Les animaux ont inspiré Martine Gasnier ! (©Pixabay).
Les animaux du quartier s’interrogeaient sur la frénésie qui s’était emparée des humains.
Ils les voyaient entrer précipitamment dans les boutiques et en ressortir les bras chargés de victuailles. Les rues brillaient de mille lumières comme un défi aux ténèbres. Il régnait dans l’air une atmosphère d’impatience joyeuse. Ils voulurent savoir et se mirent en quête d’informations.
C’est ainsi qu’ils apprirent que l’on s’apprêtait à fêter le Nouvel an. L’idée leur parut intéressante et ils décidèrent de la reprendre pour leur propre compte.
Éros, président
L’élection d’un comité organisateur de l’événement se révéla indispensable pour éviter d’interminables débats. Éros, le labrador de grande renommée fut choisi pour assurer la présidence. On louait son charisme et sa beauté, qualités indispensables à un chef. Par souci de la parité on confia le secrétariat à Mouchette, une chatte d’un grand savoir.
La trésorerie échut à Trotte-Menu, père de famille nombreuse de souriceaux qui gérait ses affaires personnelles avec un sens insigne de l’économie. Puis une discussion s’engagea sur le lieu des festivités. Les tenants de l’ordre bourgeois souhaitaient investir un salon qui permettrait à tout un chacun, selon ses envies, de mordiller, ronger ou faire ses griffes sur de moelleux coussins.
Les sans domicile fixe préféraient la cave où ils se réunissaient habituellement pour éventrer les poubelles tout en s’invectivant. Les plus faibles, souris et autres sans grade hésitaient. Ils redoutaient un attentat perpétré contre eux par quelque traître. Le président les rassura.
On se réunirait dans sa demeure. On lança les invitations. Le meilleur traiteur de la ville fournirait le buffet, on se ravitaillerait en boissons à la cave la plus chic connue de quelques chiens qui y accompagnaient leurs maîtres.
Ambiance cordiale
Les préparatifs se déroulèrent dans une ambiance des plus cordiales. On vit Mouchette et Trotte-Menu, patte dessus patte dessous, faire les emplettes sous le regard incrédule et méfiant de quelques irréductibles adeptes du chacun chez soi qui prédisaient l’avènement de l’anarchie. Leur émotion fut à son comble quand ils virent défiler un cortège bigarré, chiens de race et corniauds, chats de tout poil et rongeurs surpris d’être là.

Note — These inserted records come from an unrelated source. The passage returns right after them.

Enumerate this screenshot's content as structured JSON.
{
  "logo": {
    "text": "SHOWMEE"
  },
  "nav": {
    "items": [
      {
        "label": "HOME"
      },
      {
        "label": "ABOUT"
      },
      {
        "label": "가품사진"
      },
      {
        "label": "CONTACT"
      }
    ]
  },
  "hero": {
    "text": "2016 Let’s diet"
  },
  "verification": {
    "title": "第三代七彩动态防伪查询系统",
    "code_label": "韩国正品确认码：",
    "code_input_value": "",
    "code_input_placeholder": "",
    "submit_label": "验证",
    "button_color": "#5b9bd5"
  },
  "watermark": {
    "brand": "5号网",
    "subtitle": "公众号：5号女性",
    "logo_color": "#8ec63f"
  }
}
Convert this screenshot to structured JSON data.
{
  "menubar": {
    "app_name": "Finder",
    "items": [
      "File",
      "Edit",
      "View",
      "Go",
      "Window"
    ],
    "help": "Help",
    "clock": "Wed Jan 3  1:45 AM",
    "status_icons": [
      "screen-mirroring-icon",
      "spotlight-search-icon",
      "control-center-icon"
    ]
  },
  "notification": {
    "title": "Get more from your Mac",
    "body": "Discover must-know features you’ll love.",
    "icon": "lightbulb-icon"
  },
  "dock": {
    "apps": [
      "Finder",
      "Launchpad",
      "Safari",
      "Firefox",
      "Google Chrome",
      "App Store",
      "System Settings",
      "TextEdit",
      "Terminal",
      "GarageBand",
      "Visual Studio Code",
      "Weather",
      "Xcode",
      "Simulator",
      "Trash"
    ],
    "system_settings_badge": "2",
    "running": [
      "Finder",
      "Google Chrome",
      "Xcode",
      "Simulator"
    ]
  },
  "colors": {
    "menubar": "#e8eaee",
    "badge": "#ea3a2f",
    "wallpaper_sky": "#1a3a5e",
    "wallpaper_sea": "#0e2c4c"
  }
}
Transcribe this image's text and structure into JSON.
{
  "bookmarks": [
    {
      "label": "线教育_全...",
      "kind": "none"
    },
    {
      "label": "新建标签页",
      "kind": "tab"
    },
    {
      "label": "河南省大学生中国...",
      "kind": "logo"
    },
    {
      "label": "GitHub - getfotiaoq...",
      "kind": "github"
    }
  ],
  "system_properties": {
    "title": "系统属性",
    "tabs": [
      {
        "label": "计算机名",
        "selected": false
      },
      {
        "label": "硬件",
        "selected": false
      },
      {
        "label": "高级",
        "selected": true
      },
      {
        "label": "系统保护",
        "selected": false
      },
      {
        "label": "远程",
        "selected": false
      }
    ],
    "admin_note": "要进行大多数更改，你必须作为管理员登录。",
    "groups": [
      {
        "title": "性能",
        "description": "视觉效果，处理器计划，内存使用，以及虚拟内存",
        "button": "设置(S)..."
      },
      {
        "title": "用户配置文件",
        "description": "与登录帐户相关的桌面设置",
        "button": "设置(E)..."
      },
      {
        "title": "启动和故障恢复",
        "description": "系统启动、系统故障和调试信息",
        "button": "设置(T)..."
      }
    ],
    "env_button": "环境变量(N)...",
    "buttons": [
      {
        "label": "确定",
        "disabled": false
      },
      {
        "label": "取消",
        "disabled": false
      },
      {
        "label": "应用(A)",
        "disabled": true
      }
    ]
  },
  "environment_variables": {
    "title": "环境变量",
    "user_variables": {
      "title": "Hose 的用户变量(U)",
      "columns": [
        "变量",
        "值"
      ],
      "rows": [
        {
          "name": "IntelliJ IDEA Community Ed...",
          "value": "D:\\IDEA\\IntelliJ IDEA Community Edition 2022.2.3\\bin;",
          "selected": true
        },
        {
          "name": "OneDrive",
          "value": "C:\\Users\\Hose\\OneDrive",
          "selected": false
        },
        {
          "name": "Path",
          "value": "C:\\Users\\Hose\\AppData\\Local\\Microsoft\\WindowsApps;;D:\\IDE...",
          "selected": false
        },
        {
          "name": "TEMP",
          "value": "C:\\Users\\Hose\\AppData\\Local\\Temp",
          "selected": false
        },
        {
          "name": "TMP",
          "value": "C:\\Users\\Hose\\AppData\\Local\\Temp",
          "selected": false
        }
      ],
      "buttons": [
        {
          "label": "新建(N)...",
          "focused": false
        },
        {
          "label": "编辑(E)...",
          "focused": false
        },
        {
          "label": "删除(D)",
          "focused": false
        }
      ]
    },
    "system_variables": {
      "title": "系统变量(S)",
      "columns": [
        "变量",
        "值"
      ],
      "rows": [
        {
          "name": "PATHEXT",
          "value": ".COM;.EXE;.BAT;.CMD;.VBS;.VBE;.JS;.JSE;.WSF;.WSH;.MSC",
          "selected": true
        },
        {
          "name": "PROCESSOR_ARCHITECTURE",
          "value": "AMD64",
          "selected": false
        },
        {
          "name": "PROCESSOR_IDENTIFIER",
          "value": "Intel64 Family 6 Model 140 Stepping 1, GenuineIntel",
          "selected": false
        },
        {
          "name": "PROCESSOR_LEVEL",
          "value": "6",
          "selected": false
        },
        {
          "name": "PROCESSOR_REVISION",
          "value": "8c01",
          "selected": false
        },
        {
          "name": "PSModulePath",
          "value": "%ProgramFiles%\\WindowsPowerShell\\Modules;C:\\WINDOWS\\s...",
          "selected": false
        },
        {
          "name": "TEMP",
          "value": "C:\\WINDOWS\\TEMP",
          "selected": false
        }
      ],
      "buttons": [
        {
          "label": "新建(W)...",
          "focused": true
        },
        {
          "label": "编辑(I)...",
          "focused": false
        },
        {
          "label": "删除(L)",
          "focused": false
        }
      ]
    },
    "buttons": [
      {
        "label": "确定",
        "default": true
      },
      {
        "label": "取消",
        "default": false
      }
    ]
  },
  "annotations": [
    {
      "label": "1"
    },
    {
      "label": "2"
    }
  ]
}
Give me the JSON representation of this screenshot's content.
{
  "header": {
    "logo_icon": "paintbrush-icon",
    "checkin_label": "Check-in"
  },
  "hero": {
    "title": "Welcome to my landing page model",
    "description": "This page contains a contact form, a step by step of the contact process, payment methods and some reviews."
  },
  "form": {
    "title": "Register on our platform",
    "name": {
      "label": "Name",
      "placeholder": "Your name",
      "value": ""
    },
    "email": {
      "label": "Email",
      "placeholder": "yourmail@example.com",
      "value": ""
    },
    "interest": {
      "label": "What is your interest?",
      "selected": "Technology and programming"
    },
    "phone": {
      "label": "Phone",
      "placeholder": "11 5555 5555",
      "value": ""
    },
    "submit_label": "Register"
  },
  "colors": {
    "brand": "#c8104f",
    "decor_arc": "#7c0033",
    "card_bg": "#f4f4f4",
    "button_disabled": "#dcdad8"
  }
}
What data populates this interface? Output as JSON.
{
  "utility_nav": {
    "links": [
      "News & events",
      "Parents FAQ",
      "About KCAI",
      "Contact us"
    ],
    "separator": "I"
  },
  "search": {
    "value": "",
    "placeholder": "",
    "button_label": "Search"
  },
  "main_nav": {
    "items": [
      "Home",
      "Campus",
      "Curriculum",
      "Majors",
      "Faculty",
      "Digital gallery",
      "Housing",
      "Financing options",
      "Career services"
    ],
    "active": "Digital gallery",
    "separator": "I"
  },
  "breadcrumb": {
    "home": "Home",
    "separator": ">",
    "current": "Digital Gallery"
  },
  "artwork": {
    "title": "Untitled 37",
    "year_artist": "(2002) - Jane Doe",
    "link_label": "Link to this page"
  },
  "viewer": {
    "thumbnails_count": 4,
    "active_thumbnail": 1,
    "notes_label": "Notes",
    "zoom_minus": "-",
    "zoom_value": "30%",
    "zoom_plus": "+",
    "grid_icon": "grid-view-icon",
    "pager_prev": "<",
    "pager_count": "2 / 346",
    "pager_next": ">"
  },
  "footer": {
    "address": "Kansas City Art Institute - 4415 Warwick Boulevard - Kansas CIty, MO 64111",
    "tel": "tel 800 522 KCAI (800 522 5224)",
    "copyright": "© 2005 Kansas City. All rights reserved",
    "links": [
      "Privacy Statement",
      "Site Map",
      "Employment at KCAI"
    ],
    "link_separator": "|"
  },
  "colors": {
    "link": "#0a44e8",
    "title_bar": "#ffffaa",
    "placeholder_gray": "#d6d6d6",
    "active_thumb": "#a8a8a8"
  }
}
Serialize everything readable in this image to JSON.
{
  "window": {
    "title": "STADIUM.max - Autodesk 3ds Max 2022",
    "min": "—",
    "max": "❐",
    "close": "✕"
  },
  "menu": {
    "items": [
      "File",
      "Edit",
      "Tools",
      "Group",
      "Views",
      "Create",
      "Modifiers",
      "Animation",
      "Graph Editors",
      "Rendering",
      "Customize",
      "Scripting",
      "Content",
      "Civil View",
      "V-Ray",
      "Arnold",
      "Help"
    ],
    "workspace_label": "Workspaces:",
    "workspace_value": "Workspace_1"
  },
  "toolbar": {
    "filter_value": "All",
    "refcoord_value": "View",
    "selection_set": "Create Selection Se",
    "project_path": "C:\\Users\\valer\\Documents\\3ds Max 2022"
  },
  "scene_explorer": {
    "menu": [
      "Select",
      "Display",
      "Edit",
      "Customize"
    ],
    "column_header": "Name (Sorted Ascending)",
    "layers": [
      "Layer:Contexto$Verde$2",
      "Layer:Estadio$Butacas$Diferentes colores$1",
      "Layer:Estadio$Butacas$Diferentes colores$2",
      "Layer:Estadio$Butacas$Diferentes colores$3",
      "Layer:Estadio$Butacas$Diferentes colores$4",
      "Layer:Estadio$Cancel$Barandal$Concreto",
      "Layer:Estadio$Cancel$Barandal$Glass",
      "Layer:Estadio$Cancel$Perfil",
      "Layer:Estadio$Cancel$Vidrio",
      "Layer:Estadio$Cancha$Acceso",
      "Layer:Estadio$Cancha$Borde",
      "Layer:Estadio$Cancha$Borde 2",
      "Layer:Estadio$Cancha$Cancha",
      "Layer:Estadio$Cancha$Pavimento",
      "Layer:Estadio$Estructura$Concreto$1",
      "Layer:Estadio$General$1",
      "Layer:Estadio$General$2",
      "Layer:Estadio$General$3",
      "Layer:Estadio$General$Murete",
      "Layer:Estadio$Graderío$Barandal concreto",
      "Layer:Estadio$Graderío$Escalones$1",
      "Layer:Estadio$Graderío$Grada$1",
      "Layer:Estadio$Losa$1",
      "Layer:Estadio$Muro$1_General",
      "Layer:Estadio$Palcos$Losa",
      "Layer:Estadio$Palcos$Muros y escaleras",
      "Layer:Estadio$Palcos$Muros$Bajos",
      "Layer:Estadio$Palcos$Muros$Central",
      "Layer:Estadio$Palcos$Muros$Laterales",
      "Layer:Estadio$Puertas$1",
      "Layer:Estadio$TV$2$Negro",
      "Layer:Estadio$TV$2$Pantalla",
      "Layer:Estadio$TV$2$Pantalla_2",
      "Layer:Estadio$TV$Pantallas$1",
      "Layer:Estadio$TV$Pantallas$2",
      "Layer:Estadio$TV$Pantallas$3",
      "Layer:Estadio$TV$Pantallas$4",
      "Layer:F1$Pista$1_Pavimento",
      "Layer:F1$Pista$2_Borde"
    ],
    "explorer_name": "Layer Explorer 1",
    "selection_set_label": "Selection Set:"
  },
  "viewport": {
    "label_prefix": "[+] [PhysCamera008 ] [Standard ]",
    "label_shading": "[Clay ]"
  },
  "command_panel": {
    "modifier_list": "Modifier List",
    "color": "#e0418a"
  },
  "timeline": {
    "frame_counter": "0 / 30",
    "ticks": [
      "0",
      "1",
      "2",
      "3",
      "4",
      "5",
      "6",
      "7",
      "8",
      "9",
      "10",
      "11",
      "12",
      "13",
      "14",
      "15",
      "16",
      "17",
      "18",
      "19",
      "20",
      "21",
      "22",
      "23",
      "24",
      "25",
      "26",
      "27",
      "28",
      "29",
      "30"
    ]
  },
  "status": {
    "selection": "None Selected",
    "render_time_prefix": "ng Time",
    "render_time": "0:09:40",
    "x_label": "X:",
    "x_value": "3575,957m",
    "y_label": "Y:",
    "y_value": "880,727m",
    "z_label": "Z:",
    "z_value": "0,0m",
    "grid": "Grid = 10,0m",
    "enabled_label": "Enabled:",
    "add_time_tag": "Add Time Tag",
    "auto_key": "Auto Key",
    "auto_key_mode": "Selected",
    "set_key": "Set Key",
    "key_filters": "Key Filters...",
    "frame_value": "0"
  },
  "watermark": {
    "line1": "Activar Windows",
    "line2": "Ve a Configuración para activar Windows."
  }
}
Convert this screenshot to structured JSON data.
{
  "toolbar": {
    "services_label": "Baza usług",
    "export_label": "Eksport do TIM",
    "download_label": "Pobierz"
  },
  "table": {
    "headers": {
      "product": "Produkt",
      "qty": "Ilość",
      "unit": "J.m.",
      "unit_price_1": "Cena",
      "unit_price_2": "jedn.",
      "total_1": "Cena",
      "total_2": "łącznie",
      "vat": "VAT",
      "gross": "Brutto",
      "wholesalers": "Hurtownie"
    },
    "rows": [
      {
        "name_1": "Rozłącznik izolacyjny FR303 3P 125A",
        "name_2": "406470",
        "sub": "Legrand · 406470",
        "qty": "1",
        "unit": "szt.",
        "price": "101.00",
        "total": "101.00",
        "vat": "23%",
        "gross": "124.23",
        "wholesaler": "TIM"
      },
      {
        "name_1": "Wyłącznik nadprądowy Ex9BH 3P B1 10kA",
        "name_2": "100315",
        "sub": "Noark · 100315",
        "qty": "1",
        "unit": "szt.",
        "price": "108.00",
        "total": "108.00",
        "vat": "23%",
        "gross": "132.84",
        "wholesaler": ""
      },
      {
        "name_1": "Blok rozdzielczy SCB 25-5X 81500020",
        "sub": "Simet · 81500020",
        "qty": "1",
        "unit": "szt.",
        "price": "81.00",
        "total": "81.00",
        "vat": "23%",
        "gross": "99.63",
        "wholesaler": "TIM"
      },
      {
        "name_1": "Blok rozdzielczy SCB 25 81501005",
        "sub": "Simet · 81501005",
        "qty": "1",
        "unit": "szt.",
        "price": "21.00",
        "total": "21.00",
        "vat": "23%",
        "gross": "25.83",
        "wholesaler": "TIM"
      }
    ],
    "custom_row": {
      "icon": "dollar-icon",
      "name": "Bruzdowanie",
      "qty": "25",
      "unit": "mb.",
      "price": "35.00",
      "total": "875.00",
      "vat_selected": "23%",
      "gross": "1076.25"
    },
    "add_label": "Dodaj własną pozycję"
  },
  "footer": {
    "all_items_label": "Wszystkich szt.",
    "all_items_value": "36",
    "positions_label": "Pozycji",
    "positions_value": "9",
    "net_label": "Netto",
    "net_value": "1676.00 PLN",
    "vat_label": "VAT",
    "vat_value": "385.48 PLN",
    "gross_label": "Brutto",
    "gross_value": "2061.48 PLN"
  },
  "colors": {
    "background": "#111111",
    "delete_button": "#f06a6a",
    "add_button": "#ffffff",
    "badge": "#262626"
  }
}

On brandissait des pancartes où l’on pouvait voir écrit « Meilleurs vœux à tous » et même parfois « Vive le Président » pour les plus enthousiastes.
Sous les lustres éblouissants du grand salon, le maître des lieux avait fait dresser une table scintillante de cristaux et d’argenterie.
Les rires fusaient et l’on trinquait à un avenir qui verrait le triomphe de la fraternité. Le projet n’irait pas sans sacrifices. Les félins se léchaient encore les babines en s’adressant aux timides souris et les chiens réprimaient leur envie d’aboyer en frôlant les chats.